Fortunately though, four years after leaving CHUM, Znaimer reconciled with the print media that he previously bashed, by acquiring control of Kemur Publishing, publisher of CARP Magazine, the print voice of advocacy association for aging Canadians.
While at Harvard he’d considered becoming a print journalist, but later, in 1995, he reneged on the medium when he produced TVTV: The Television Revolution, a three-hour documentary on the image versus the printed word that prompted him to create the “Ten Commandments of Television,” one of which (rule seven in one version, rule two in another) was “Print created illiteracy, TV is democratic.”
But after rekindling his love affair with printed journalism in 2008, he relaunched the CARP publication as Zoomer magazine. It is interesting that at a young age he promoted youth, but now, as a mature man, he has become an advocate for Canada’s 15.8 million people aged 50-plus, known in Znaimer parlance as “Zoomers” (or “boomers with zip”).
In 2006, under the ZoomerMedia umbrella (which, by the way is abbreviated as ZM, which is the reverse of MZ, Znaimer’s initials), he acquired the commercial classical radio station CFMX-FM, later re-named CFMZ-FM (for the Toronto coverage, while keeping its old call letters for its original coverage area, Cobourg, Ontario). The following year, he acquired CHWO-AM, a Toronto pop music radio station. Today, the news divisions of both stations are under the direction of his sister, Libby Znaimer, a journalist who worked for the Associated Press and Global Television, and is a national spokesperson for Pancreatic Cancer Canada (a younger brother, Sam, is a venture capitalist). Moses, on the other hand, is president of CARP, and an outspoken supporter of medically assisted dying in Canada.
In 2009, he acquired the media assets of S-VOX Foundation, for C$25 million, which included two specialty channels: The religious-oriented Vision TV, and the exercise channel One-TV, and two over-the-air stations: CHNU-TV (Joytv), and CIIT-TV (Faith TV).
In 2009, Znaimer merged his own private company MZ Media (which owned the radio stations, and a conference organization) into ZoomerMedia, which is 66.28 percent owned by Znaimer (through his Olympus Management Ltd.). Fairfax Financial, an insurance company, owns 28 percent, while the rest is floated in the TSX-V exchange. The conference organization, ideaCity, was founded in 2000. This three-day conference is held annually in the month of June, and features Znaimer as he hosts on stage some 50 prominent personalities.
ZoomerMedia and CARP are located in the ZoomerPlex, a 10,522-square-meter state-of-the-art production and live-event complex in Toronto’s Liberty Village, which also houses the 150-seat Zoomer Hall, and the MZTV Museum.

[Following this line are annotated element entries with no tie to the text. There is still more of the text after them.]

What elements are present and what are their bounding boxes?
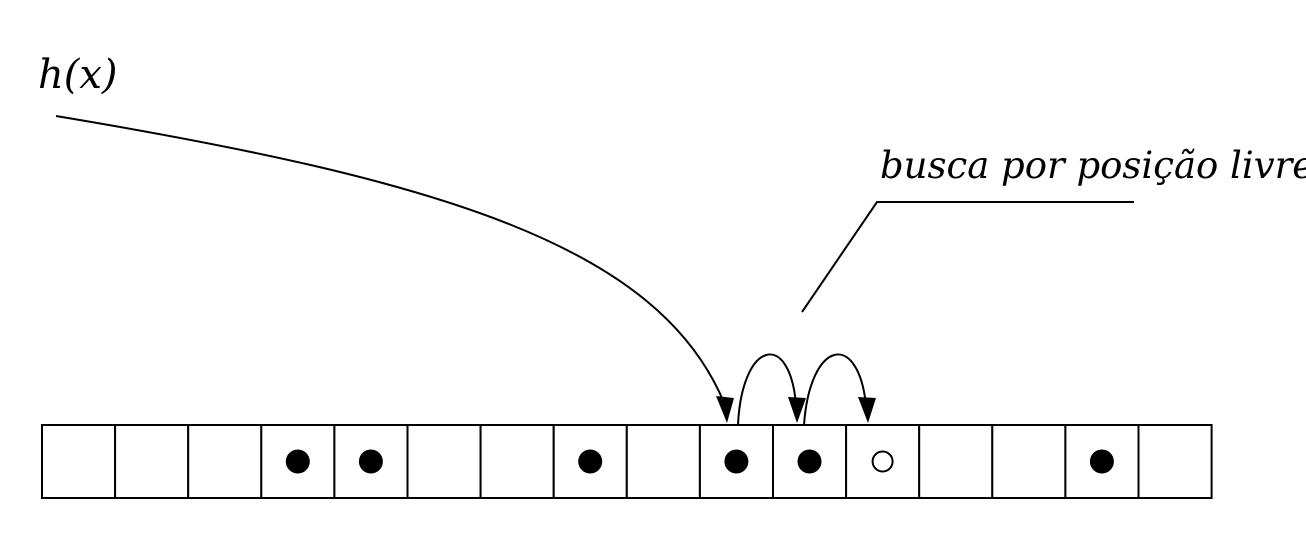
probe-arrowhead-2 [858,397,876,423]
hash-table [41,424,1213,499]
probe-arrow-2 [803,353,867,426]
table-cell-2 [187,424,263,499]
table-cell-12 [918,424,994,499]
table-cell-5 [406,424,482,499]
table-cell-13 [991,424,1067,499]
occupied-marker-14 [1089,449,1114,474]
occupied-marker-7 [578,449,603,474]
hash-mapping-arrow [55,115,726,406]
occupied-marker-9 [724,449,749,474]
annotation-leader-line [801,201,1134,313]
hash-function-label: h(x) [38,52,118,98]
search-note-label: busca por posição livre [880,144,1306,187]
hash-mapping-arrowhead [716,396,734,423]
occupied-marker-4 [358,449,383,474]
occupied-marker-10 [797,449,822,474]
table-cell-6 [479,424,555,499]
occupied-marker-3 [285,449,310,474]
table-cell-1 [114,424,190,499]
table-cell-0 [41,424,117,499]
table-cell-8 [625,424,701,499]
table-cell-15 [1137,424,1213,499]
free-slot-marker-11 [871,450,894,473]
probe-arrow-1 [737,353,797,426]
probe-arrowhead-1 [788,397,806,423]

Znaimer’s work as an actor includes Louis Malle’s Atlantic City (1980), The Best Revenge (1984), and he appeared as an on camera extra in Being Julia (2004).
He’s also toiled as a theater producer. His productions included the Canadian version of Miss Margarida’s Way (1976), and Tamara (1981). Tamara was a play in which the audience followed the plot by moving from room to room, and which starred Marilyn Lightstone, his lifetime partner. They met when both were students at McGill University.